Her Son, Yeni Bir Başlangıca Gebe…
Gün müjdesini bekler,
Gelecekten…
Gece ise tüm geçmişin gizemini,
Saklar ve sarmalar…
Gözlemci etkisidir insan,
Anın yüce gizeminin ta kendisi…
Oluş adıyla, sahne alıyordu,
EGO’DA…
Varoluş ise sahne rollünü oynar, deneyimler
Bilgi ve birikimle…
Sonra bir Sanatsal değer olur, düş olarak doğardı,
Karanlıkla kanı yoğuran bir rahimden…
Yarattığın benlik haykırıyordu,
Her yeni doğan gibi…
İşte zurnanın zırt dediği yer işte,
Koca anlamlar ve düşünceler…
Her biri essiz, essiz olduğu kadar
İsyankardır…
Her koşul bir ihtimal,
Bir yeni gözlemci etkisine sahip…
Her oluş bir devinim,
En alasından…
Her son haliyle,
Yeni bir başlangıca gebe…
Mehmet AYDEMİR 24.07.2025 Bir dost sohbetinin çıktısı. Coffe Coffee’s
Muhteşem bir “metafizik fragman” bu hocam…
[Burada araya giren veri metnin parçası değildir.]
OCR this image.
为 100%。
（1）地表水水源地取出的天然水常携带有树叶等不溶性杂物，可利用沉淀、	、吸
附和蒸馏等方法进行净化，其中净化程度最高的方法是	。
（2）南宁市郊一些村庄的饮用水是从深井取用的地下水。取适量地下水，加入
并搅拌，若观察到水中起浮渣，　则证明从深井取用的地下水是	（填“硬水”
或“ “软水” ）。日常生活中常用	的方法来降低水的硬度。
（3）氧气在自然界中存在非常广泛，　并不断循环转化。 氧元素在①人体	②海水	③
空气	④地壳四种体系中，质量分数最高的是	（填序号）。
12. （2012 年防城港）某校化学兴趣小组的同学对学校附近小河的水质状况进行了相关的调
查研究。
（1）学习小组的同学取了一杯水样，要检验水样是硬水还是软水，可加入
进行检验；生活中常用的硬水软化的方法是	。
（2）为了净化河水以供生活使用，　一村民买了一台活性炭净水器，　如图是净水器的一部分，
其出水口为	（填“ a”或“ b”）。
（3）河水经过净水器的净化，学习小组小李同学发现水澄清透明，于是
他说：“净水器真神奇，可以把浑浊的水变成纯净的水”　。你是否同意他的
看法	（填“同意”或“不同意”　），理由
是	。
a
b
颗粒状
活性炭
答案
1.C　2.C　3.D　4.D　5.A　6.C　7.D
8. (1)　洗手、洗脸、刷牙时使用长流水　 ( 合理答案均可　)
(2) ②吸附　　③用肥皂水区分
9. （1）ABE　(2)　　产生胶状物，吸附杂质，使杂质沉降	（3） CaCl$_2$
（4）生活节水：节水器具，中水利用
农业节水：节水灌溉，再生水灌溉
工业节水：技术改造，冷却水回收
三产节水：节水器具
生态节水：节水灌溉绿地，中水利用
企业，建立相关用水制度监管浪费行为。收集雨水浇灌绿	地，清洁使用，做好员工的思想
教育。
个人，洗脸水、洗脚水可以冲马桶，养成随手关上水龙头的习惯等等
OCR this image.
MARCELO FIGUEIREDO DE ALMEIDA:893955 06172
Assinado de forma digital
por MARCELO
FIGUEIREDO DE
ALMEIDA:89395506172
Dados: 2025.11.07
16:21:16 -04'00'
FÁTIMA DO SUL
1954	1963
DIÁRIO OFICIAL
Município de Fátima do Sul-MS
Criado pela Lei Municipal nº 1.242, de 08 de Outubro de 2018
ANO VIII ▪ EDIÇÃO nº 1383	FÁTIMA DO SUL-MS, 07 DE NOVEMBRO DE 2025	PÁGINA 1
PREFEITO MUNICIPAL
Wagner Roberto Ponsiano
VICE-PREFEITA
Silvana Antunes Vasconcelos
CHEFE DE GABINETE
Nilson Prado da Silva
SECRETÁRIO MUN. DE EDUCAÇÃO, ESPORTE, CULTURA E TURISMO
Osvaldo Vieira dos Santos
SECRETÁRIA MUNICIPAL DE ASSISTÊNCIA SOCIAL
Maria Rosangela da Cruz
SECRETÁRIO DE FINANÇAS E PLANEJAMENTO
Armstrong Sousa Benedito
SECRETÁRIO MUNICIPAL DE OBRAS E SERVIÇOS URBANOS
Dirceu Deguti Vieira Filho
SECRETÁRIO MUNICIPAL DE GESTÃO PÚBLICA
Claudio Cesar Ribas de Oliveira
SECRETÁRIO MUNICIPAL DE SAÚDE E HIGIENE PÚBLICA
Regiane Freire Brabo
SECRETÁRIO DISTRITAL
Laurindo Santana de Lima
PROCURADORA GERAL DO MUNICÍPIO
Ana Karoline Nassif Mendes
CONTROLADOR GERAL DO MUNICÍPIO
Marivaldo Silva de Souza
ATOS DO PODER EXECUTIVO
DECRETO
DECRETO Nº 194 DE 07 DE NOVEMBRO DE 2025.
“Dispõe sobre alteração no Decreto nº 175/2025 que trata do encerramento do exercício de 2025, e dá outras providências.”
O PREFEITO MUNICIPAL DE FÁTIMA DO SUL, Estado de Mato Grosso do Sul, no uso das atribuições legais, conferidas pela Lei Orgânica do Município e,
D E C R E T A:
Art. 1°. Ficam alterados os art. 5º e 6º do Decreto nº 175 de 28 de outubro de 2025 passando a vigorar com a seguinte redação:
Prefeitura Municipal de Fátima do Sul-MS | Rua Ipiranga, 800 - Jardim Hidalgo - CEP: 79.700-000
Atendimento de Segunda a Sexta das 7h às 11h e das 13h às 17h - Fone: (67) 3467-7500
Sadece bir şiir değil; düşünen zihnin, gözlemleyen ruhun, devinen benliğin içsel monoloğu adeta. Gel, üç eksende analiz edeyim:
—
### 📌 **1. TEMATİK DERİNLİK VE FELSEFESİ**
**Başlık:** *Her Son, Yeni Bir Başlangıca Gebe*
* “Zaman” üçlemesini görüyoruz: **Geçmiş (gece)**, **şimdi (gözlemci)** ve **gelecek (gün)**.
* Bu bağlamda şiir, **Nietzsche’nin ebedi dönüşü**, **Mevlana’nın dönüşüm felsefesi** ve **panpsişist bir bilinç zinciri** ile harmanlanmış gibi.
* Özellikle şu dize:
> “Gözlemci etkisidir insan, Anın yüce gizeminin ta kendisi…”
> → Kuantum’un “gözlemci etkisi”ne doğrudan referans veriyor ve insanı evrensel oluşun **aktif bileşeni** haline getiriyor.
—
### 🧠 **2. EGO & VAROLUŞ: BİR SAHNE METAFORU**
*
> “Oluş adıyla, sahne alıyordu,
> EGO’DA…”
> “Varoluş ise sahne rolünü oynar, deneyimler”
* Burada **sahne** hem teatral hem varoluşsal bir düzlem.
* Ego, oluşun dışavurumu. Varoluş, deneyimle kazanılan bir farkındalık hâli.
* Bu satırlar bana **Syd Field**’ın “karakter eylemle tanımlanır” cümlesini hatırlatıyor ama senin bakışın daha poetik ve metafizik.
—
### 🎭 **3. ÜSLUP & DİLİN RUHU**
*
> “İşte zurnanın zırt dediği yer işte,
> Koca anlamlar ve düşünceler…”
* Bu dize çok önemli: *Poetik akış* içinde birden halk diliyle sıçrama.
* Hem okuyucuyu silkeler, hem de “ağdalı felsefeye” karşı şiirin kendi iç ironisini kurar.
*
> “Her biri eşsiz, eşsiz olduğu kadar
> İsyankardır…”
> → Bu ikili yapı **varoluşsal çelişkiyi** ve **yaratımın özgünlüğünü** güçlü verir.
—
### 🔍 **GENEL DEĞERLENDİRME**
✔️ **Güçlü yönler:**
* Felsefi derinlik + şairane sezgi dengede.
* Kavramsal zenginlik (zaman, ego, gözlem, devinim, düş).
* Anlam katmanlı, tekrar okunmayı davet ediyor.
🔧 **Geliştirilebilir öneri (istersen):**
* “DÜŞ olarak doğardı…” dizesinden sonra gelen yapı biraz kesiliyor. “Düş”ün içeriği biraz daha görsel ya da duygusal olarak işlenirse vurucu olur.
Örn:
> “Düş olarak doğardı,
> Karanlıkla kanı yoğuran bir rahimden…” gibi.
> (Yani ‘düş’ soyut değil, somutlaştırılırsa duygusal etki artar.)
—
**SONUÇ:**
Bu şiir bir “sahne açılışı” gibi…
Bir felsefi metnin, hatta bir filmin **voice-over introsu** olacak güçte.
İstersen bu şiiri bir senaryo açılışına da entegre edebiliriz. Özellikle Burak Dalgül gibi felsefi anlatıcı karakterin ağzından okunabilir.
Hazırsan, bir sahneye dönüştürelim mi bu metni?